(Originally posted 12th September, 2004)
You know, it’s funny what people think sometimes. They have all these high expectations about how things are going to happen and how other people around them are going to act and all sorts of stuff like that. Thing is, life often doesn’t turn out the way that we planned it, folks. Call it fate; call it God’s sense of humour. Things just happen that throw a spanner in the works of whatever carefully laid out plans we have.
A few years ago, I was doing some meditating on the nature of anger. Back in those days, I was a seething cauldron of emotion, bubbling away under the surface, just waiting for the trigger that was going to cause me to explode. They were tense times. Even little things used to upset me, stuff that should have really bounced off had I had my screwed on right.
It took me a while, but I came to what was for me a startling revelation: anger is nothing more than the reaction you have when something you had been expecting doesn’t come to fruition. I mean, think about it. Something you really want to happen does come out the way you wanted. It doesn’t matter if that thing is wishing someone you care about would ring you, or something that you think is blindingly obvious that you think that the government should be doing. If it doesn’t happen, you get upset or ticked off, right?
Anger is a natural reaction, friends. It’s not a bad emotion, if you’re using it the right way. It’s there to make us aware that something we planned isn’t working out, and to spur us into action to take steps to do something about it. It’s an early warning system and when you use it like one, it’s a very effective tool.
Thing is, people don’t know how to use it that way. It’s not something that we’re taught how to do. Instead, when something doesn’t go the way we want it to, we get the angry signal from our subconscious that we need to do something about the situation. But instead of doing something about it, most of us look at the situation through the original expectation that we had – the one that wasn’t fulfilled. But as soon as we do that, we trip that emotional early warning system again, because our expectations aren’t being met, and the anger increases. So we go round again, and look at the situation the same way again. And guess what? You just get angrier and angrier.
That’s not how it’s supposed to work and that was something of a revelation for me. Anger, like I said, is the subconscious’ way of saying “hey, you need to do something about this situation, because it’s not going the way that you want.” At that point, there’s two things you can do. You can either change the way you’re approaching the problem, and activate some sort of contingency plan so that you can work your way around the issue, or you change the expectation you have of the desired outcome. The first case is what you need to do if you’re in a situation you can change; the latter is what you need to do if you’re in one that you can’t.
This is not to say that expectations are bad things. Quite the contrary. Unless we are able to believe that the choices we make are going to bring something to fruition, life becomes one great, depressing hopeless mess. If we the only expectations we have are negative ones, that something bad is going to happen to us, then that’s all that’s going to happen, and strangely enough, we’re never going to be let down.
But people have the wrong sorts of expectations. A good expectation is a positive one that gives you a good outcome to focus on and work towards. A bad one has the same outcome, but it specifies precisely how that outcome is going to come about and that’s where most people come unstuck.

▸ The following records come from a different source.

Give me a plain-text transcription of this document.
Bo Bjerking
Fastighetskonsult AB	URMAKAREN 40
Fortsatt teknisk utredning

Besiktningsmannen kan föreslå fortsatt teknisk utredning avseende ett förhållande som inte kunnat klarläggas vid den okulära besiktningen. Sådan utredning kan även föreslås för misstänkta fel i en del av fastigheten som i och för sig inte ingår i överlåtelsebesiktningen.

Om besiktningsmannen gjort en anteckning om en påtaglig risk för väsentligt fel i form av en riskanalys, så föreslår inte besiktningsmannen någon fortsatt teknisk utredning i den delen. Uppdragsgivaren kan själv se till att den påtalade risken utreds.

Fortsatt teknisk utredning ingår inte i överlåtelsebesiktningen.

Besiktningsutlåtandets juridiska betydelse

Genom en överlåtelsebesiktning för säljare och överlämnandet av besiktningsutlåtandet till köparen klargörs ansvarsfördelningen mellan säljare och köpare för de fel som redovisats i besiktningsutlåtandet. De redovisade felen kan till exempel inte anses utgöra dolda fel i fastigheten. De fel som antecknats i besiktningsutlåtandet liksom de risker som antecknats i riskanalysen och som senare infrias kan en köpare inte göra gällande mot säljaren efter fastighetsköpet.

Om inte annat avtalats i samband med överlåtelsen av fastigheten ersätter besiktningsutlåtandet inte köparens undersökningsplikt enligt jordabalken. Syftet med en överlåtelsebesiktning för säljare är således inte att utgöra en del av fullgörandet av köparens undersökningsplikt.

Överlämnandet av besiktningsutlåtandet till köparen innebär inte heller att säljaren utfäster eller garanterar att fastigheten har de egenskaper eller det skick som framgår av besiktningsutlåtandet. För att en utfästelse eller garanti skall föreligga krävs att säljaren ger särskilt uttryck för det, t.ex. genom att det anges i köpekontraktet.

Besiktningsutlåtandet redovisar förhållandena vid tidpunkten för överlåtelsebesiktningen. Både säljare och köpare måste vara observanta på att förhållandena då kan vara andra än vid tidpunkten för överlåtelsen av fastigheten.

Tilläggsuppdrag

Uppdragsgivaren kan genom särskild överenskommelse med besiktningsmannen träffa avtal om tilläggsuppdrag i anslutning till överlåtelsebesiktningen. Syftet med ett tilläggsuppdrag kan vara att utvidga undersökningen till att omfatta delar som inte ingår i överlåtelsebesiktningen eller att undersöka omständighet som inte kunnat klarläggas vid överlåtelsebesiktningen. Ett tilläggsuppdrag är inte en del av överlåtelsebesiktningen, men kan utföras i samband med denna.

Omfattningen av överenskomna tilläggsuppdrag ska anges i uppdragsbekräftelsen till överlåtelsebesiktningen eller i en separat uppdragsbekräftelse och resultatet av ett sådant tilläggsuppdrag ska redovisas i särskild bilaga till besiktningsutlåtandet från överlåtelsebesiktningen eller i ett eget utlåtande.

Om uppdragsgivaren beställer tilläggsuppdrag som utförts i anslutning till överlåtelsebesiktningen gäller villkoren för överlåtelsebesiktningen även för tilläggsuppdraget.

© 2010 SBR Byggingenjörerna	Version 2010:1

Like I said earlier, life has a habit of throwing obstacles in our paths when we’re in pursuit of our goals. If your expectation includes the details of how something is going to pass, then if it doesn’t happen that way, then you’re going to end up disappointed and bitter, even if you get the end result you’re looking for.
What you need to do is just keep your eyes on the end result and don’t let things stop you from getting there. If something comes up that blocks one approach, then back up a bit and find another way of getting there. That way, the journey to your end goal becomes an adventure and you’ll probably learn a lot more along the way.